Spring Framework 2.0.7.0, transactions, etc.


 Description  « Hide
I'm trying to update our application from Compass 2.0.0M1 to 2.0.0M2. I'm holding all other things constant and only changing the Compass and Lucene jars. I'm recreating the search index for our data and I'm seeing deadlock in Lucene's IndexWriter. It appears to be waiting on a single from the merge thread. (This is called from Compass's TransIndex.commit().) When I look at the other Compass threads that are running (Compass Scheduled Executor and two Compass Executor threads), none of them are active, they're waiting on work, and none of them indicate they might be a merge thread. When I look at the sub index directory, there's a write.lock there, though it's not clear which thread is holding the lock. I'm deleting the entire index directory before running this scenario to ensure there's no existing lock.

Doing the exact same steps with 2.0.0M1 has no problems and recreates the search index.

I haven't had a chance to dig deeper into Compass / Lucene on this. Is it a known problem?



 All   Comments   Change History      Sort Order: Ascending order - Click to sort in descending order
Shay Banon added a comment - 17/Mar/08 12:22 PM
It is not a known problem. I would suggest trying to run it against the latest Compass code (though I don't remember fixing something in that area). Is there a chance that you can create a simple test case?

Michael Lossos added a comment - 18/Mar/08 05:14 AM
Further digging indicates that this is a synchronization problem in Lucene's IndexWriter. I don't think that Compass's ExecutorMergeScheduler is responsible. You can close this bug out. Sorry for the misfiling.

Here's the Lucene bug I've filed:

https://issues.apache.org/jira/browse/LUCENE-1239


Michael Lossos added a comment - 18/Mar/08 07:54 AM
Nix my last comment. When I use Lucene's ConcurrentMergeScheduler, the deadlock goes away. Michael McCandless on the Lucene project says:

Michael McCandless - 18/Mar/08 05:20 AM
If you replace Compass's ExecutorMergeScheduler with Lucene's ConcurrentMergeScheduler, does the deadlock still happen?

One thing that makes me nervous about ExecutorMergeScheduler is this comment:

// Compass: No need to execute continous merges, we simply reschedule another merge, if there is any, using executor manager

and the corresponding change which is to schedule a new job instead of using the while loop to run new merges. If I understand that code correctly, the executorManager will re-call the run() method on MergeThread when there is a cascaded merge. But that won't do the right thing because it will run "startMerge" rather than the newly returned (cascaded) merge. That would then cause the deadlock because the cascaded merge is never issued.


Shay Banon added a comment - 18/Mar/08 09:33 AM
spot on. I hope that now I fixed it. Is there a chance that you can test with the latest trunk?

Michael Lossos added a comment - 18/Mar/08 11:02 AM
I'll pull tonight's build when Bamboo has it ready and test it.
Thanks for the fix!

Shay Banon added a comment - 18/Mar/08 11:29 AM
I kicked in a nightly build, should be ready soon. Lets get this nailed down.
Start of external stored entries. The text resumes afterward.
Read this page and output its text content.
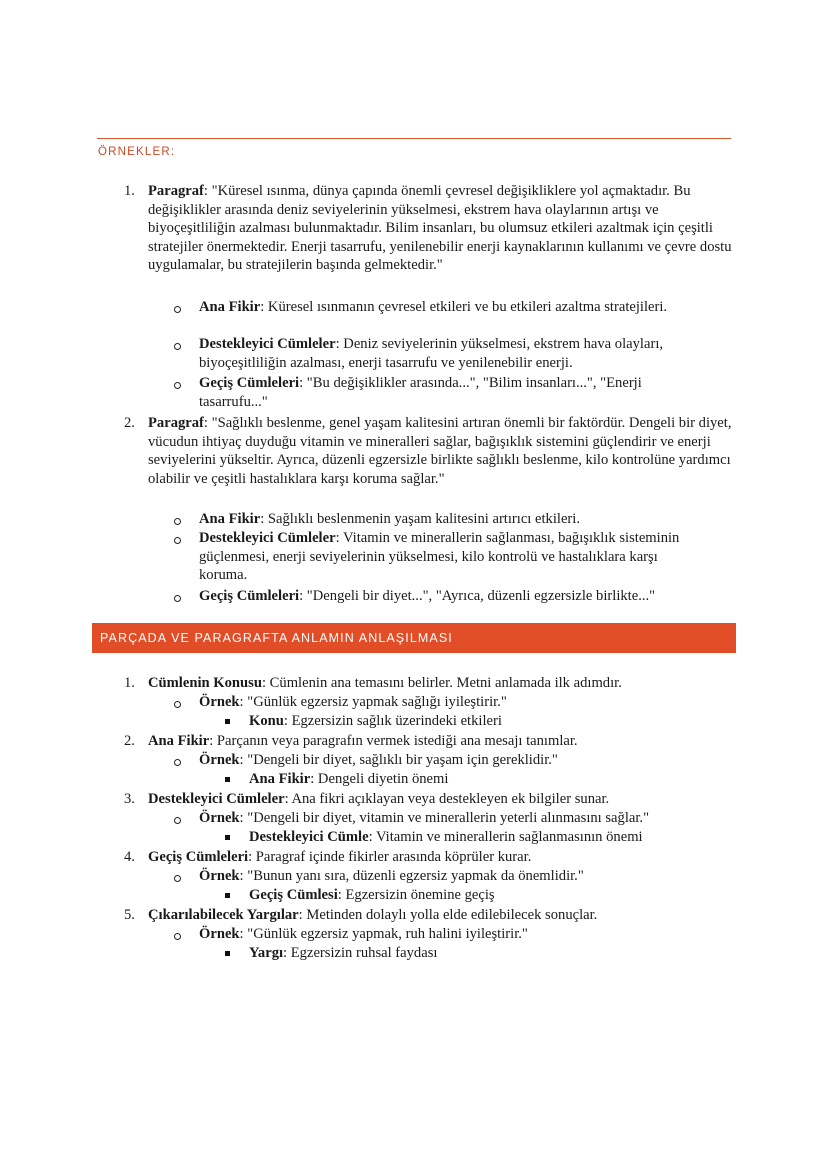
ÖRNEKLER:
1. Paragraf: "Küresel ısınma, dünya çapında önemli çevresel değişikliklere yol açmaktadır. Bu değişiklikler arasında deniz seviyelerinin yükselmesi, ekstrem hava olaylarının artışı ve biyoçeşitliliğin azalması bulunmaktadır. Bilim insanları, bu olumsuz etkileri azaltmak için çeşitli stratejiler önermektedir. Enerji tasarrufu, yenilenebilir enerji kaynaklarının kullanımı ve çevre dostu uygulamalar, bu stratejilerin başında gelmektedir."
Ana Fikir: Küresel ısınmanın çevresel etkileri ve bu etkileri azaltma stratejileri.
Destekleyici Cümleler: Deniz seviyelerinin yükselmesi, ekstrem hava olayları, biyoçeşitliliğin azalması, enerji tasarrufu ve yenilenebilir enerji.
Geçiş Cümleleri: "Bu değişiklikler arasında...", "Bilim insanları...", "Enerji tasarrufu..."
2. Paragraf: "Sağlıklı beslenme, genel yaşam kalitesini artıran önemli bir faktördür. Dengeli bir diyet, vücudun ihtiyaç duyduğu vitamin ve mineralleri sağlar, bağışıklık sistemini güçlendirir ve enerji seviyelerini yükseltir. Ayrıca, düzenli egzersizle birlikte sağlıklı beslenme, kilo kontrolüne yardımcı olabilir ve çeşitli hastalıklara karşı koruma sağlar."
Ana Fikir: Sağlıklı beslenmenin yaşam kalitesini artırıcı etkileri.
Destekleyici Cümleler: Vitamin ve minerallerin sağlanması, bağışıklık sisteminin güçlenmesi, enerji seviyelerinin yükselmesi, kilo kontrolü ve hastalıklara karşı koruma.
Geçiş Cümleleri: "Dengeli bir diyet...", "Ayrıca, düzenli egzersizle birlikte..."
PARÇADA VE PARAGRAFTA ANLAMIN ANLAŞILMASI
1. Cümlenin Konusu: Cümlenin ana temasını belirler. Metni anlamada ilk adımdır.
Örnek: "Günlük egzersiz yapmak sağlığı iyileştirir."
Konu: Egzersizin sağlık üzerindeki etkileri
2. Ana Fikir: Parçanın veya paragrafın vermek istediği ana mesajı tanımlar.
Örnek: "Dengeli bir diyet, sağlıklı bir yaşam için gereklidir."
Ana Fikir: Dengeli diyetin önemi
3. Destekleyici Cümleler: Ana fikri açıklayan veya destekleyen ek bilgiler sunar.
Örnek: "Dengeli bir diyet, vitamin ve minerallerin yeterli alınmasını sağlar."
Destekleyici Cümle: Vitamin ve minerallerin sağlanmasının önemi
4. Geçiş Cümleleri: Paragraf içinde fikirler arasında köprüler kurar.
Örnek: "Bunun yanı sıra, düzenli egzersiz yapmak da önemlidir."
Geçiş Cümlesi: Egzersizin önemine geçiş
5. Çıkarılabilecek Yargılar: Metinden dolaylı yolla elde edilebilecek sonuçlar.
Örnek: "Günlük egzersiz yapmak, ruh halini iyileştirir."
Yargı: Egzersizin ruhsal faydası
Michael Lossos added a comment - 18/Mar/08 11:49 AM
It's almost 1am here in Hong Kong but I'll try to have it checked before you have to go to the pub there in London

Michael Lossos added a comment - 18/Mar/08 12:04 PM
Looks fixed! I grabbed build 59 and checked several scenarios that resulted in deadlock previously when using the ExecutorMergeScheduler. No deadlock.

Thanks for all the hard work Shay!


Shay Banon added a comment - 18/Mar/08 12:26 PM
Thanks for the effort mate!. I am glad that you found this one, its a nasty one. I will close this issue.